Derivative: 'Number Four' flawed in countless ways

I Am Number Four is shameless and unnecessary. That's sad, when a movie casts aside all shame, demonstrates itself willing to rip off anything that might attract audiences, and nevertheless fails. What we have here is a witless attempt to merge the Twilight formula with the Michael Bay formula. It ends with sexy human teenagers involved in an endless special effects battle with sexy alien teenagers who look like humans, in a high school and on its football field.

Let's pause for a moment to consider this apocalyptic battle. It is all special effects. None of it is physically possible. It might as well be a cartoon; it's essentially CGI animation intercut with brief bursts of inane dialogue. Brief, because the global action market doesn't much care about dialogue, and besides, when people start talking about something, you could run into the hazard of having actual characters in a plot. Minute after relentless minute, creatures both human and alien, whom we care nothing about, wage war and occasionally disintegrate into clouds of tiny pixels for no particular reason.
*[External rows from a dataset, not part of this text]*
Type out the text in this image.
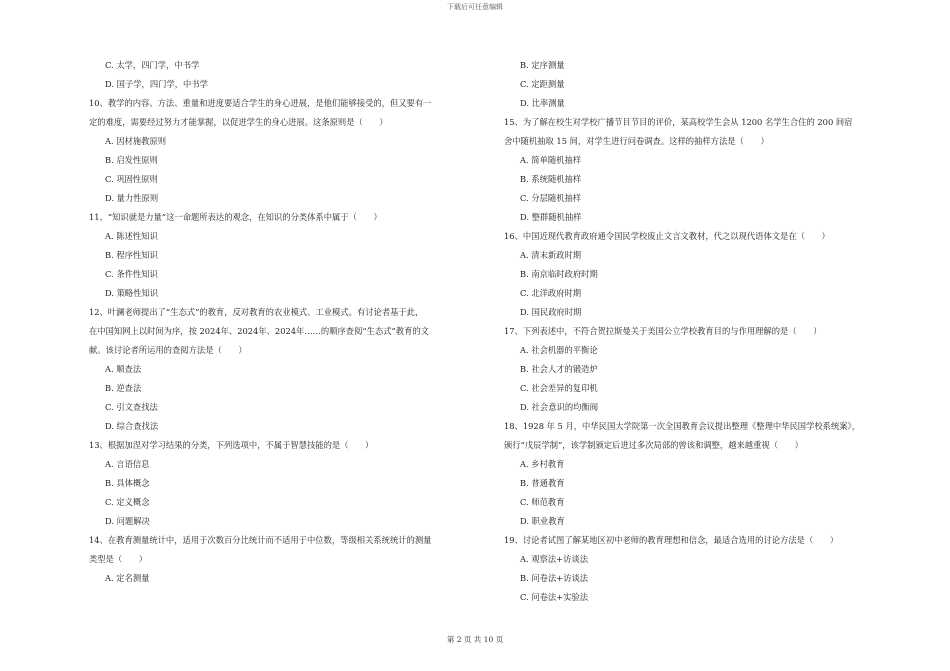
下载后可任意编辑
C. 太学，四门学，中书学
D. 国子学，四门学，中书学
10、教学的内容、方法、重量和进度要适合学生的身心进展，是他们能够接受的，但又要有一
定的难度，需要经过努力才能掌握，以促进学生的身心进展。这条原则是（　　）
A. 因材施教原则
B. 启发性原则
C. 巩固性原则
D. 量力性原则
11、“知识就是力量”这一命题所表达的观念，在知识的分类体系中属于（　　）
A. 陈述性知识
B. 程序性知识
C. 条件性知识
D. 策略性知识
12、叶澜老师提出了“生态式”的教育，反对教育的农业模式、工业模式。有讨论者基于此，
在中国知网上以时间为序，按 2024年、2024年、2024年……的顺序查阅“生态式”教育的文
献。该讨论者所运用的查阅方法是（　　）
A. 顺查法
B. 逆查法
C. 引文查找法
D. 综合查找法
13、根据加涅对学习结果的分类，下列选项中，不属于智慧技能的是（　　）
A. 言语信息
B. 具体概念
C. 定义概念
D. 问题解决
14、在教育测量统计中，适用于次数百分比统计而不适用于中位数，等级相关系统统计的测量
类型是（　　）
A. 定名测量
B. 定序测量
C. 定距测量
D. 比率测量
15、为了解在校生对学校广播节目节目的评价，某高校学生会从 1200 名学生合住的 200 间宿
舍中随机抽取 15 间，对学生进行问卷调查。这样的抽样方法是（　　）
A. 简单随机抽样
B. 系统随机抽样
C. 分层随机抽样
D. 整群随机抽样
16、中国近现代教育政府通令国民学校废止文言文教材，代之以现代语体文是在（　　）
A. 清末新政时期
B. 南京临时政府时期
C. 北洋政府时期
D. 国民政府时期
17、下列表述中，不符合贺拉斯曼关于美国公立学校教育目的与作用理解的是（　　）
A. 社会机器的平衡论
B. 社会人才的锻造炉
C. 社会差异的复印机
D. 社会意识的均衡阀
18、1928 年 5 月，中华民国大学院第一次全国教育会议提出整理《整理中华民国学校系统案》，
颁行“戊辰学制”，该学制颁定后进过多次局部的曾该和调整，越来越重视（　　）
A. 乡村教育
B. 普通教育
C. 师范教育
D. 职业教育
19、讨论者试图了解某地区初中老师的教育理想和信念，最适合选用的讨论方法是（　　）
A. 观察法+访谈法
B. 问卷法+访谈法
C. 问卷法+实验法
第 2 页 共 10 页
Full review.

2 comments

Why is a movie review by Roger Ebert a top story on The Hook?

Seriously, who cares about this movie, whether it was good or bad, or a rip off or original. Who cares about any movie for that matter. It's not important.

But that's just me. Our society is way too wrapped up in entertainment and distraction, instead of waking up and looking around at the world and seeing what's really going on right under their noses. Then when aware types come along and try to tell people what's happening, the entertainment obsessed masses laugh at them and call them crazy, then go back to sticking their nose in a movie or glue themselves in front of the TV.

End rant! ;)

Why is this rant, written Feb 23, attached to a movie review written 12 days later?